HW4: Experimenting with the x86 MMU

Assigned:  15 November 2017                                   Due: class time 29 November 2017

There is one page table (KPT0 for kernel PT#0) for this 4M system, itself mapped into the address space starting at 0x52000 (in the Tutor area.)

Make a script to show your work, as follows (you can edit out extraneous stuff after the fact if it gets too messy): List the script and mark it up with your analyses, or edit in comments if you prefer.

1. With a fresh system (reboot to make sure), dump the first 4 PTEs and analyze them (status bits, what VA->PA translation they do).

2. Find and dump the first 4 PTEs for the Tutor program and analyze them. The Tutor program starts at VA 50000. Find some PTEs for pages that have never been touched since system reset, above VA 50000, i.e. after Tutor.

We can play with pages 0-20 or so without much worry about necessitating a reset, because these are left over from being bootstrap scratch memory. All the sensitive data is above 0x50000, including the interrupt vector table.

3. Set page 3 as valid but not yet referenced. Then do a read on it, check the PTE, then a write, check the PTE and interpret your findings.

4. Now set page 3 as invalid (not present) and try reads and writes. You see that nothing special has happened. That’s because the PTE in the TLB is still showing the page as present, and the MMU checks the TLB before looking at memory PTs.

5. Writing a value in the CR3 registers flushes the TLB, i.e., makes it drop all its cache entries. This can be done using the Tutor register-set command.

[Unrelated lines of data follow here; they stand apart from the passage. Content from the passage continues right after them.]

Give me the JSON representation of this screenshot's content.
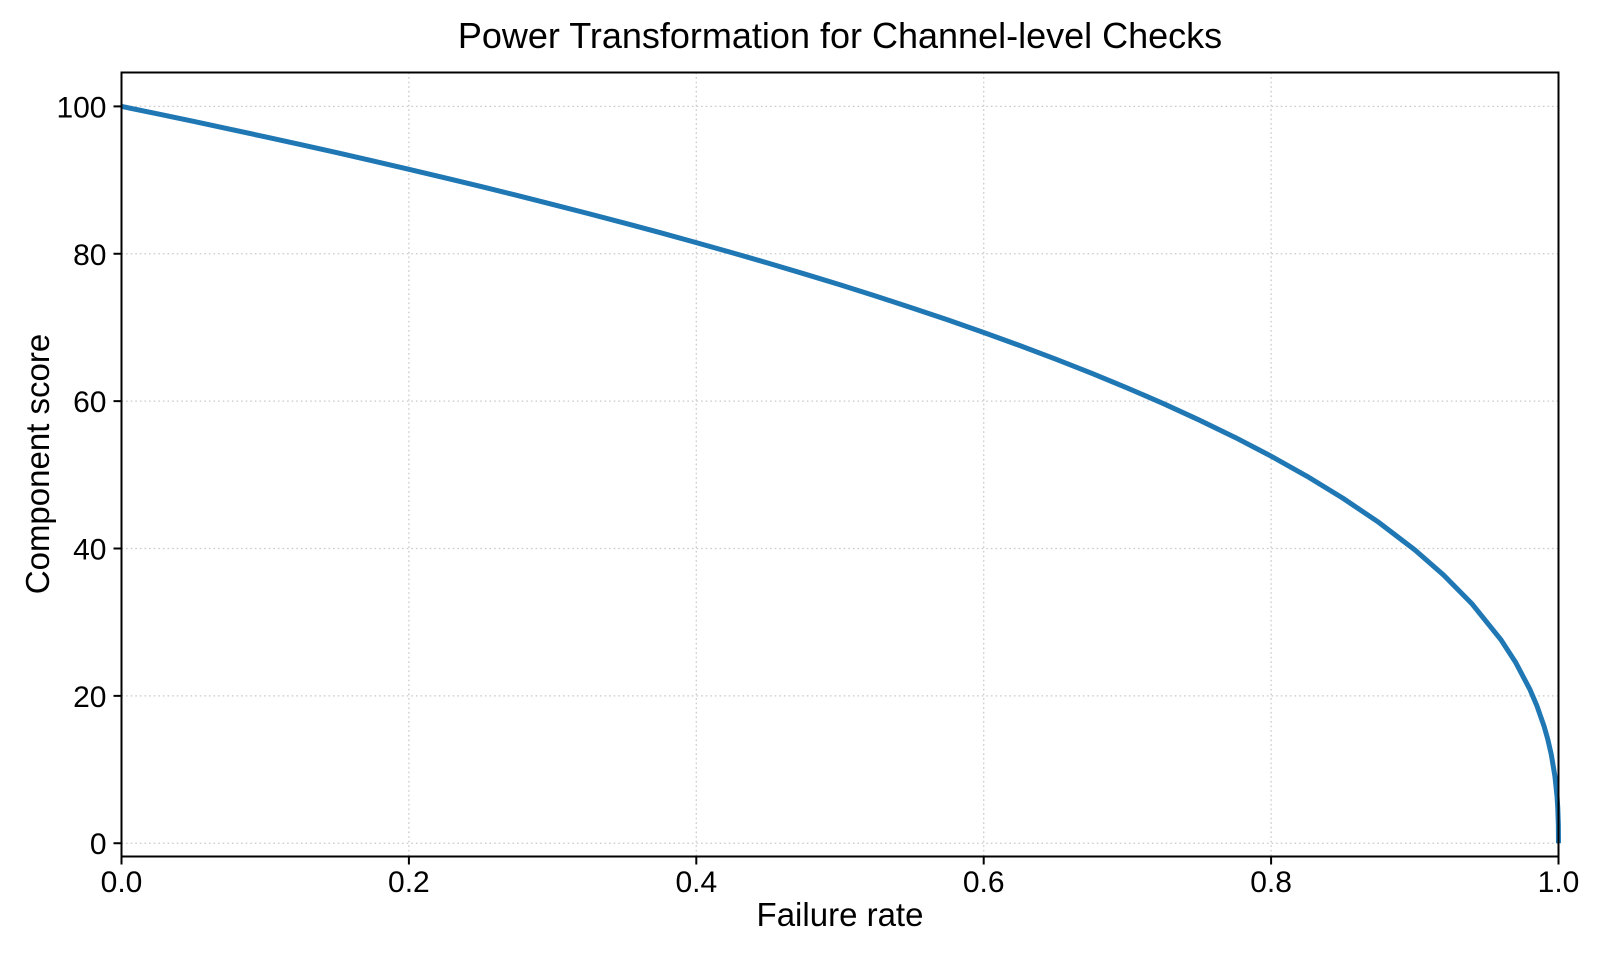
{
  "chart_data": {
    "type": "line",
    "title": "Power Transformation for Channel-level Checks",
    "xlabel": "Failure rate",
    "ylabel": "Component score",
    "xlim": [
      0,
      1
    ],
    "ylim": [
      -1.8,
      104.6
    ],
    "x_ticks": [
      0.0,
      0.2,
      0.4,
      0.6,
      0.8,
      1.0
    ],
    "x_tick_labels": [
      "0.0",
      "0.2",
      "0.4",
      "0.6",
      "0.8",
      "1.0"
    ],
    "y_ticks": [
      0,
      20,
      40,
      60,
      80,
      100
    ],
    "y_tick_labels": [
      "0",
      "20",
      "40",
      "60",
      "80",
      "100"
    ],
    "grid": true,
    "grid_style": "dotted",
    "legend": false,
    "colors": {
      "line": "#1f77b4",
      "grid": "#c9c9c9",
      "axis": "#000000"
    },
    "series": [
      {
        "name": "component-score-curve",
        "formula": "y = 100 * (1 - x)^0.4",
        "color": "#1f77b4",
        "x": [
          0,
          0.025,
          0.05,
          0.075,
          0.1,
          0.125,
          0.15,
          0.175,
          0.2,
          0.225,
          0.25,
          0.275,
          0.3,
          0.325,
          0.35,
          0.375,
          0.4,
          0.425,
          0.45,
          0.475,
          0.5,
          0.525,
          0.55,
          0.575,
          0.6,
          0.625,
          0.65,
          0.675,
          0.7,
          0.725,
          0.75,
          0.775,
          0.8,
          0.825,
          0.85,
          0.875,
          0.9,
          0.92,
          0.94,
          0.96,
          0.97,
          0.98,
          0.985,
          0.99,
          0.9925,
          0.995,
          0.9975,
          0.999,
          0.9995,
          0.9999,
          1.0
        ],
        "y": [
          100,
          98.99,
          97.97,
          96.93,
          95.87,
          94.8,
          93.71,
          92.59,
          91.46,
          90.31,
          89.13,
          87.93,
          86.7,
          85.45,
          84.17,
          82.86,
          81.51,
          80.14,
          78.73,
          77.28,
          75.79,
          74.25,
          72.66,
          71.02,
          69.31,
          67.55,
          65.71,
          63.79,
          61.78,
          59.67,
          57.43,
          55.07,
          52.53,
          49.8,
          46.82,
          43.53,
          39.81,
          36.41,
          32.45,
          27.6,
          24.6,
          20.91,
          18.64,
          15.85,
          14.13,
          12.01,
          9.1,
          6.31,
          4.78,
          2.51,
          0
        ]
      }
    ]
  }
}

Use the same old CR3 value, of course, or expect to reboot, for example: “Tutor> rs cr3 51000”. Do this and retry 4.  You should see a page fault, exception 14. Use “rd all” to see CR2, the “linear address”, which is the address that causes the page fault.

Note on linear addresses (LAs): We have avoided talking about x86 segmentation, and we don’t want to start now.  So just be aware that VA’s are actually mapped to LAs by segmentation, and LAs to PAs by paging.  Thus “the memory address” involved in a page fault is a LA.  On the SAPC, the rule is VA = LA – 0xc0000000 = PA for all addresses.  For example, VA 12345 is LA 0xc0001 2345 and PA 12345.  So if address 12345 causes a page fault, CR2 will contain 0xc001 2345.

6. Write the appropriate PTEs to make both VA 3000 and VA 5000 refer to PA 5000. Show that it is working by writing once and reading twice. (After you modify the PTE, use the ms command to modify a location in PA 5000. Read the location in VA 3000 and VA 5000. They should yield the same value.)

7. As a final suicidal action, wipe out the PDE (page directory entry) governing the PT we’re using. This PDE is accessible at VA 51c00. Is the PDE cached?

[VA 51c00–why this address? Note that the whole SAPC memory is located in 0xc000 0000-0xc03f ffff in linear address space, and 0xc000 0000 is 3/4 of the way through the 32-bit LA space.

The page directory starts at 51000, and each of its PDEs (1K in number) rules 4M of LA space.  The PDE for this region is 3/4 of the way down the PD, at 0x51000 + 3/4*4*1K = 0x51c00.]

Be nice and ~r at the end of your session!